The Patient Protection and Affordable Care Act's rules regulating carriers may have not have benefited the health insurance industry but they've yielded nearly $3 billion in savings to consumers in the last two years, the Obama administration said.

The Department of Health and Human Services said rules under the law that crack down on carriers, including the medical loss ratio provision and rate reviews, has saved policyholders a total of $2.8 billion between 2012 and 2013.

The agency said rate reviews—the process by which state regulators veto health insurance premium increases that they consider excessive—have saved individuals and families $290 million, and $703 million for small employers in 2013 alone.

“Before the Affordable Care Act, consumers regularly faced significant annual premium increases,” HHS Secretary Sylvia Burwell said in a statement. “In 2013 alone, we see that rate review programs saved consumers approximately $1 billion while providing them with the information they need to get the care they deserve.”

Burwell also announced that 21 states will divvy up roughly $25 million in additional federal grants for their rate review programs.

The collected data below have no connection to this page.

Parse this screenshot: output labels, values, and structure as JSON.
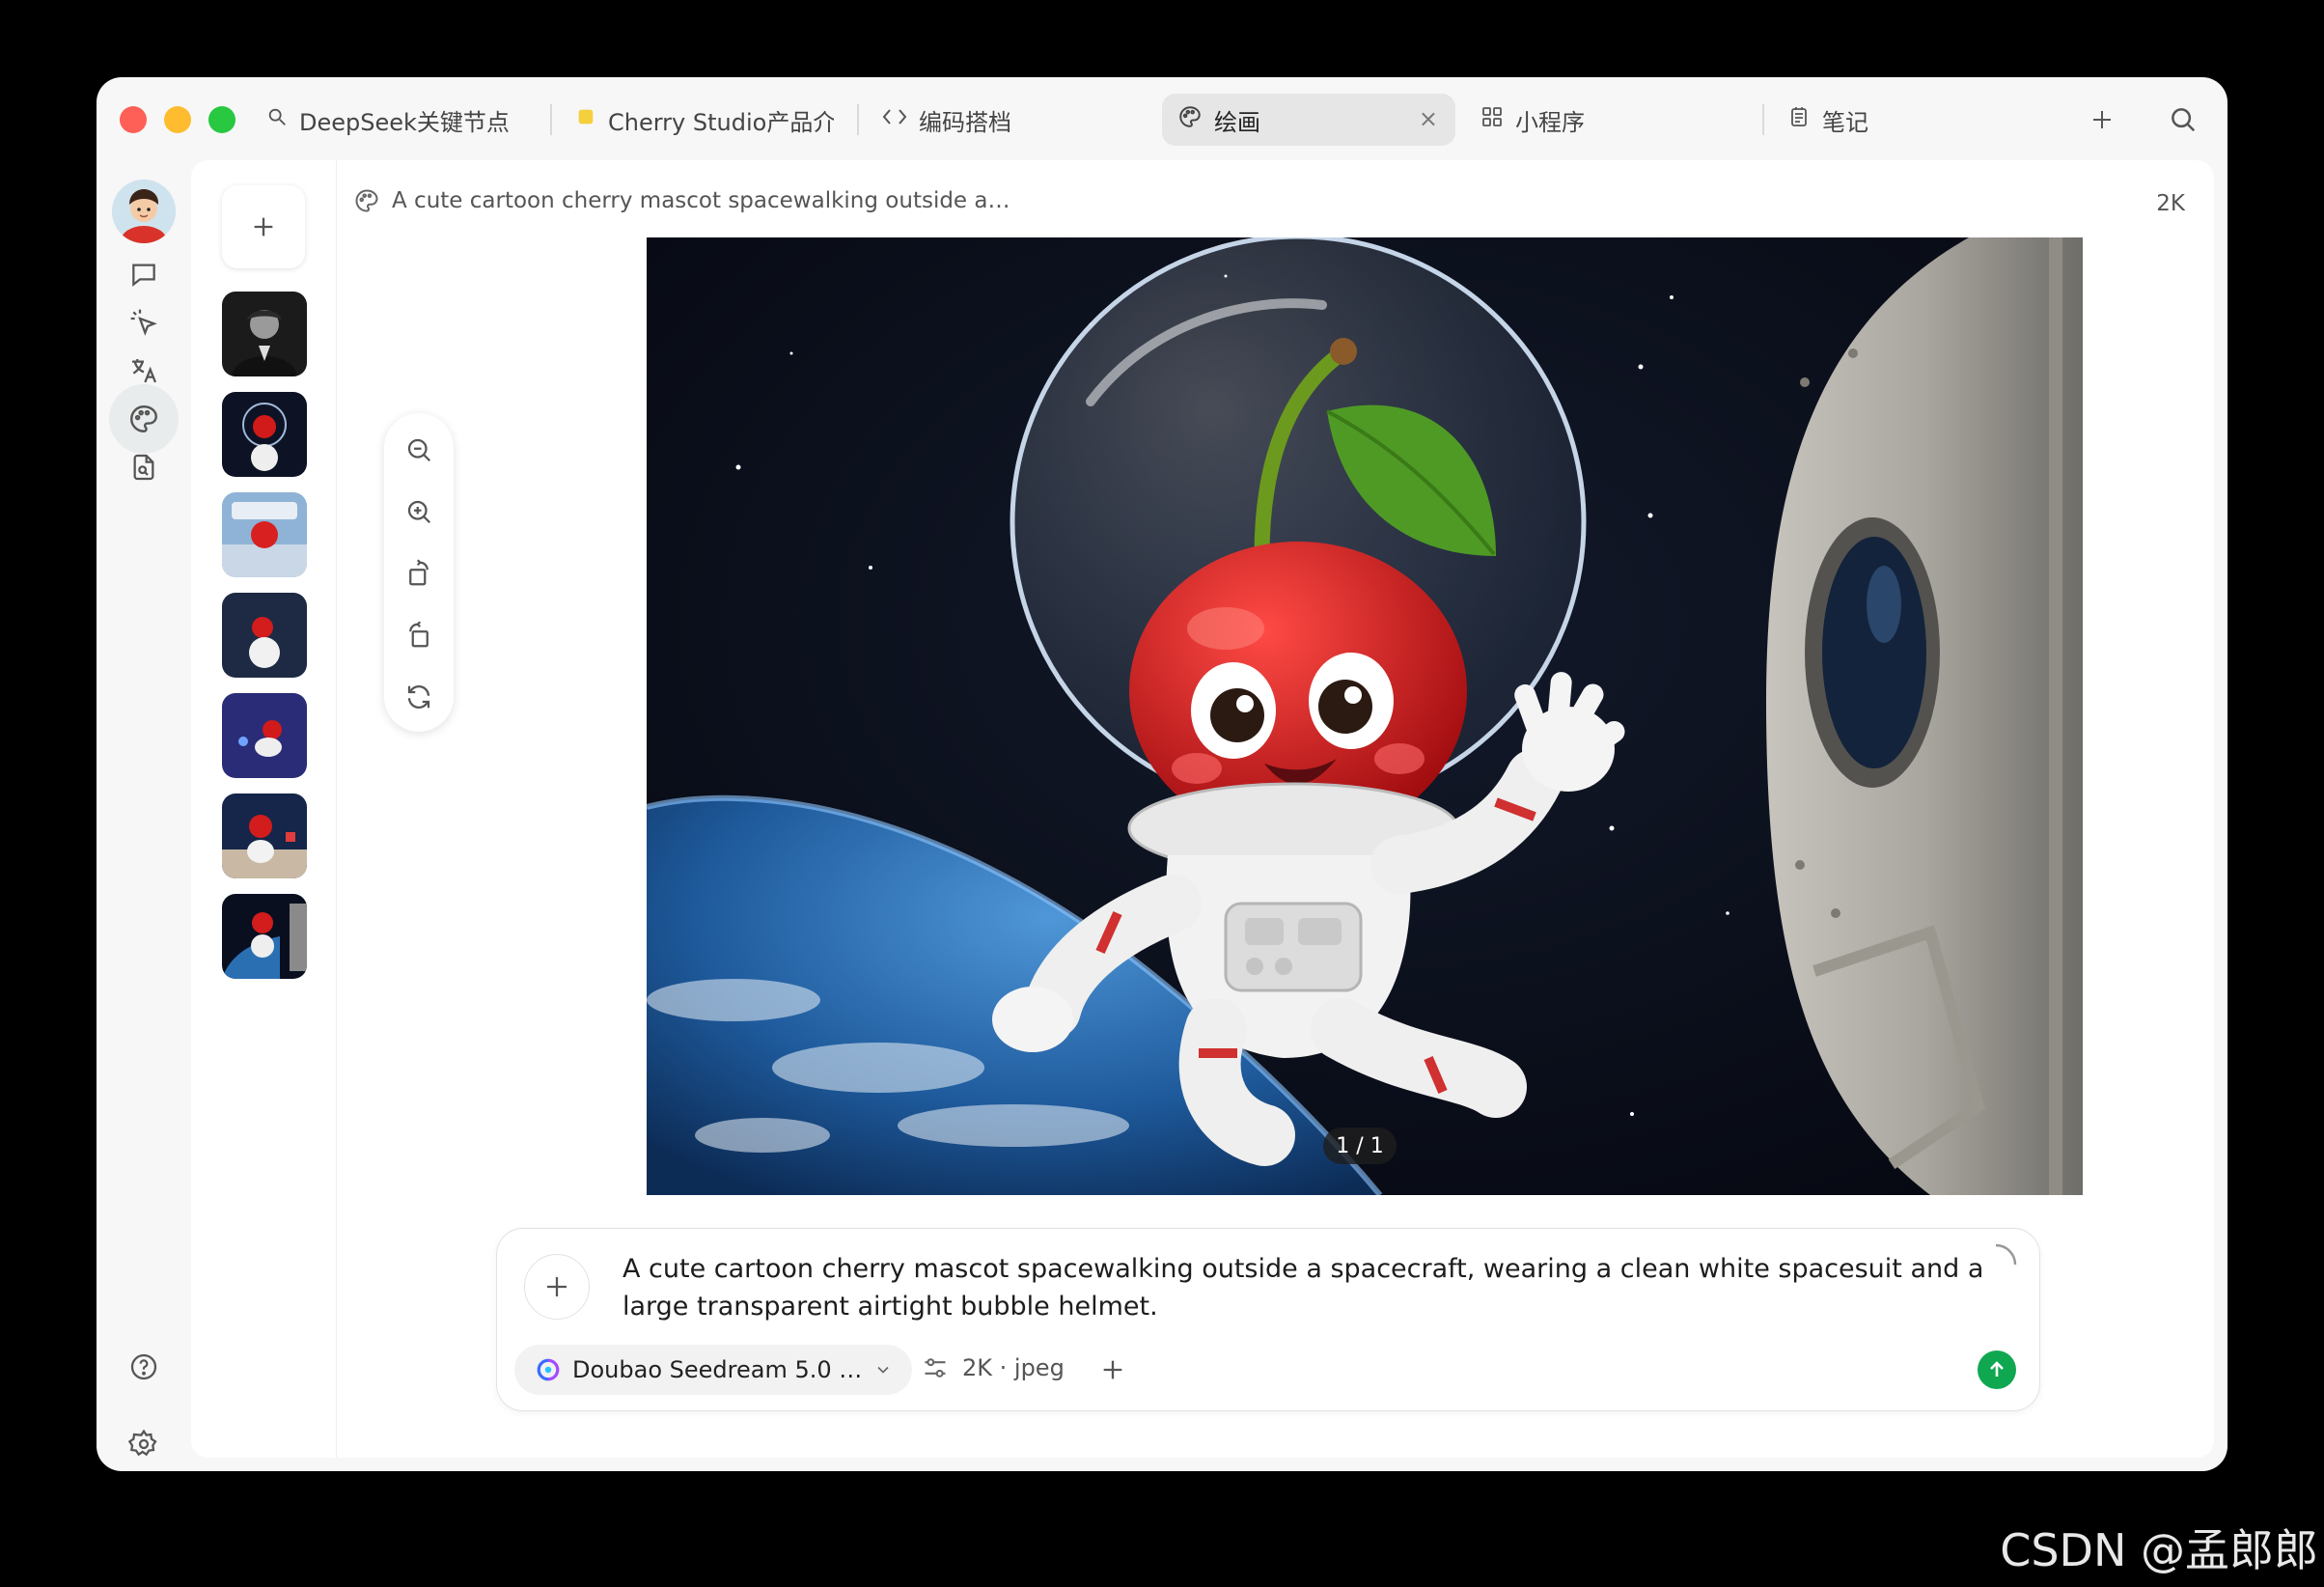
{
  "tabs": [
    {
      "label": "DeepSeek关键节点",
      "icon": "search-icon"
    },
    {
      "label": "Cherry Studio产品介",
      "icon": "note-icon"
    },
    {
      "label": "编码搭档",
      "icon": "code-icon"
    },
    {
      "label": "绘画",
      "icon": "palette-icon",
      "active": true
    },
    {
      "label": "小程序",
      "icon": "grid-icon"
    },
    {
      "label": "笔记",
      "icon": "notebook-icon"
    }
  ],
  "header": {
    "title": "A cute cartoon cherry mascot spacewalking outside a…",
    "size": "2K"
  },
  "image": {
    "counter": "1 / 1"
  },
  "composer": {
    "prompt": "A cute cartoon cherry mascot spacewalking outside a spacecraft, wearing a clean white spacesuit and a large transparent airtight bubble helmet.",
    "model": "Doubao Seedream 5.0 …",
    "options": "2K · jpeg"
  },
  "watermark": "CSDN @孟郎郎",
  "colors": {
    "send": "#10a751",
    "traffic_red": "#fe5f57",
    "traffic_yellow": "#febc2e",
    "traffic_green": "#28c840"
  }
}
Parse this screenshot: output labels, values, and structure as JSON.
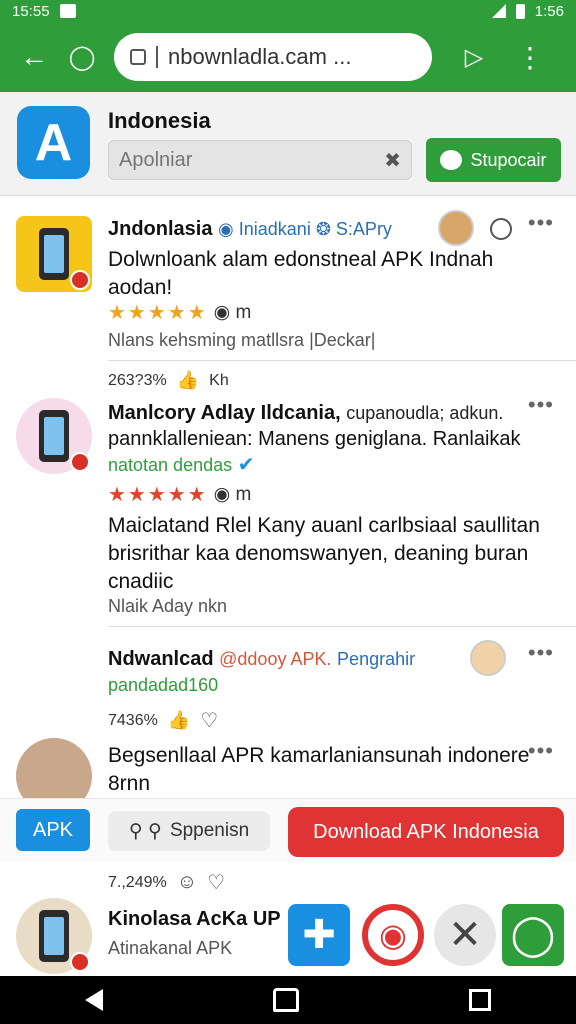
{
  "status": {
    "time": "15:55",
    "clock": "1:56"
  },
  "browser": {
    "url": "nbownladla.cam ..."
  },
  "header": {
    "title": "Indonesia",
    "search_placeholder": "Apolniar",
    "support_label": "Stupocair"
  },
  "posts": [
    {
      "author": "Jndonlasia",
      "meta1": "Iniadkani",
      "meta2": "S:APry",
      "text": "Dolwnloank alam edonstneal APK Indnah aodan!",
      "rating_suffix": "m",
      "sub": "Nlans kehsming matllsra  |Deckar|",
      "stat": "263?3%",
      "stat_suffix": "Kh"
    },
    {
      "author": "Manlcory Adlay Ildcania,",
      "meta1": "cupanoudla; adkun.",
      "line2": "pannklalleniean: Manens geniglana. Ranlaikak",
      "line3": "natotan dendas",
      "rating_suffix": "m",
      "text": "Maiclatand Rlel Kany auanl carlbsiaal saullitan brisrithar kaa denomswanyen, deaning buran cnadiic",
      "sub": "Nlaik Aday nkn"
    },
    {
      "author": "Ndwanlcad",
      "meta1": "@ddooy APK.",
      "meta2": "Pengrahir",
      "line2": "pandadad160",
      "stat": "7436%"
    },
    {
      "text": "Begsenllaal APR kamarlaniansunah indonere 8rnn"
    },
    {
      "stat": "7.,249%",
      "author": "Kinolasa AcKa UP",
      "sub": "Atinakanal APK"
    }
  ],
  "actions": {
    "apk_label": "APK",
    "spp_label": "Sppenisn",
    "download_label": "Download APK Indonesia"
  },
  "colors": {
    "brand_green": "#2f9e3a",
    "accent_blue": "#1a8fe0",
    "cta_red": "#e03434"
  }
}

HHS touted lower than usual premium increases because of the law. “Consistent with previous years since the rate review provision went into effect, [the] report shows that the implemented rate increases were smaller than what was originally requested across both the individual and small group markets,” HHS said.

Under the MLR provision, carriers must issue refunds to customers if they spend less than 80 percent of the premiums they collect for plans sold on the individual and small group markets and less than 85 percent of plan premiums in the large group market on health care.